Dérogation "espèces protégées" et autorisation environnementale : la vérification par l'administration peut intervenir à tout moment !

Il est ADMYS que l’administration doit vérifier si un projet soumis à autorisation environnementale doit faire l’objet d’une demande de dérogation « espèces protégées » à l’exploitation d’installations éoliennes, même dans les cas où celui-ci aurait déjà obtenu une autorisation environnementale devenue définitive pour l’activité, l’installation, l’ouvrage ou les travaux concernés, ou sans modification substantielle de ceux-ci (CE, 8 juillet 2024, n° 471174).

 

En l’espèce, le préfet de l’Aveyron a adopté deux arrêtés afin d’imposer des prescriptions supplémentaires à l’exploitation d’un parc éolien bénéficiant d’une autorisation environnementale définitive. Dans un premier temps, par un arrêté de 2018, le préfet a prescrit des mesures visant à préserver l’avifaune et les chiroptères, tenant notamment à l’interdiction de fonctionnement diurne du parc éolien.
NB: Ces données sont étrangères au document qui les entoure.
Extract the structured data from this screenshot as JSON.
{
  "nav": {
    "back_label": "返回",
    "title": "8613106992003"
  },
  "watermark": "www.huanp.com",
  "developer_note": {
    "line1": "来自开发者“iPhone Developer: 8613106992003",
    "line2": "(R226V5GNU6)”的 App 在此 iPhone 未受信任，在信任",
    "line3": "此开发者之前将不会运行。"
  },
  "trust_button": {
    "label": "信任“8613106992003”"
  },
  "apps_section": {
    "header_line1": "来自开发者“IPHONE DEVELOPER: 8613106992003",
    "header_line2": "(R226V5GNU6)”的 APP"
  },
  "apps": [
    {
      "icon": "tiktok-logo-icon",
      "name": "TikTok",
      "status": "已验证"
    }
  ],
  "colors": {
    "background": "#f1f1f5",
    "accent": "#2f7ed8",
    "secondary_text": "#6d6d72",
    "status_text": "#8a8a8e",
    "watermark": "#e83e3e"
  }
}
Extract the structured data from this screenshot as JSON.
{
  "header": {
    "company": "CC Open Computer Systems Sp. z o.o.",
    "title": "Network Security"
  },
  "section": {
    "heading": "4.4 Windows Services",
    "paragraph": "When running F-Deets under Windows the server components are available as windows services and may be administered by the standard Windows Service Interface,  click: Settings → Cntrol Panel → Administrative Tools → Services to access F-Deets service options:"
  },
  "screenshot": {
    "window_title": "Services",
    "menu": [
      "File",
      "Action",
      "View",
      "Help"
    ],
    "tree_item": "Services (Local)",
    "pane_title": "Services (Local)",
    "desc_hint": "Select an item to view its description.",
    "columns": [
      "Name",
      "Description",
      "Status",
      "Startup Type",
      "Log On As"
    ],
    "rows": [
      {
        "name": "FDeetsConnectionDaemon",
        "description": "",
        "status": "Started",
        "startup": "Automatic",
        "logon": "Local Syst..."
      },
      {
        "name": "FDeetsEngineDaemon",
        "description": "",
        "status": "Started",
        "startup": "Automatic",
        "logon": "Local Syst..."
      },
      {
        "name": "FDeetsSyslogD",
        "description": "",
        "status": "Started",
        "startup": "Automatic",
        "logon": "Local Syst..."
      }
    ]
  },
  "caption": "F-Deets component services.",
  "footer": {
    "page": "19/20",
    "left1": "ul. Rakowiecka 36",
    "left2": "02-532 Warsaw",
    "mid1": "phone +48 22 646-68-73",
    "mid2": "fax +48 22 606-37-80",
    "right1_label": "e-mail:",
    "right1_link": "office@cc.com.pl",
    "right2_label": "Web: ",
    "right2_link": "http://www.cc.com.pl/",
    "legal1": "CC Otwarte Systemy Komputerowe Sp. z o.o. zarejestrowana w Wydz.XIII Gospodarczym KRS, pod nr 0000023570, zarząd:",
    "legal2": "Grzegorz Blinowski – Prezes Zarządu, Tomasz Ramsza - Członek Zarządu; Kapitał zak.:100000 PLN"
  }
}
Dans un second temps, avec un arrêté datant de 2020, le préfet a levé l’interdiction de fonctionnement diurne, mais a assorti des prescriptions complémentaires à l’autorisation d’exploiter, relatives à la mise en place d’un système de détection et d’effarouchement afin d’assurer la protection de neuf espèces protégées « cibles ».

 

La Ligue pour la protection des oiseaux avait demandé à la Cour administrative d’appel de Toulouse d’annuler le second arrêté, notamment au motif que l’arrêté attaqué aurait dû être précédé d’une dérogation « espèces protégées », sur le fondement de l’article L. 411-2 du Code de l’environnement.

 

Dans un arrêt du 8 décembre 2022, la Cour administrative d’appel avait toutefois rejeté comme inopérant ce moyen, au motif que le parc éolien ne faisait l’objet d’aucune modification substantielle de ses caractéristiques.  

 

Le Conseil d’État censure ce raisonnement en relevant que :

 

« Les dispositions des articles L. 181-2, L. 181-3, L. 181-22, L. 411-2 et R. 411-6 du code de l’environnement imposent, à tout moment, la délivrance d’une dérogation à la destruction ou à la perturbation d’espèces protégées dès lors que l’activité, l’installation, l’ouvrage ou les travaux faisant l’objet d’une autorisation environnementale ou d’une autorisation en tenant lieu comportent un risque suffisamment caractérisé pour ces espèces, peu important la circonstance que l’autorisation présente un caractère définitif ou que le risque en cause ne résulte pas d’une modification de cette autorisation ». 

 

Le Conseil d’État précise également que lorsque la modification de l’autorisation conduit à imposer des prescriptions complémentaires, la nécessité de l’obtention d’une dérogation « espèces protégées » ne dépend pas de la circonstance que cette modification présenterait un caractère substantiel.

 

Ainsi, le Conseil d’État considère-t-il que l’administration doit examiner, y compris à l’occasion de l’adoption d’un arrêté  de modification de prescriptions complémentaires à une autorisation environnementale déjà accordée et devenue définitive, et nonobstant l’absence de modifications substantielles apportées aux conditions d’exploitation, si est nécessaire l’obtention d’une dérogation « espèces protégées ».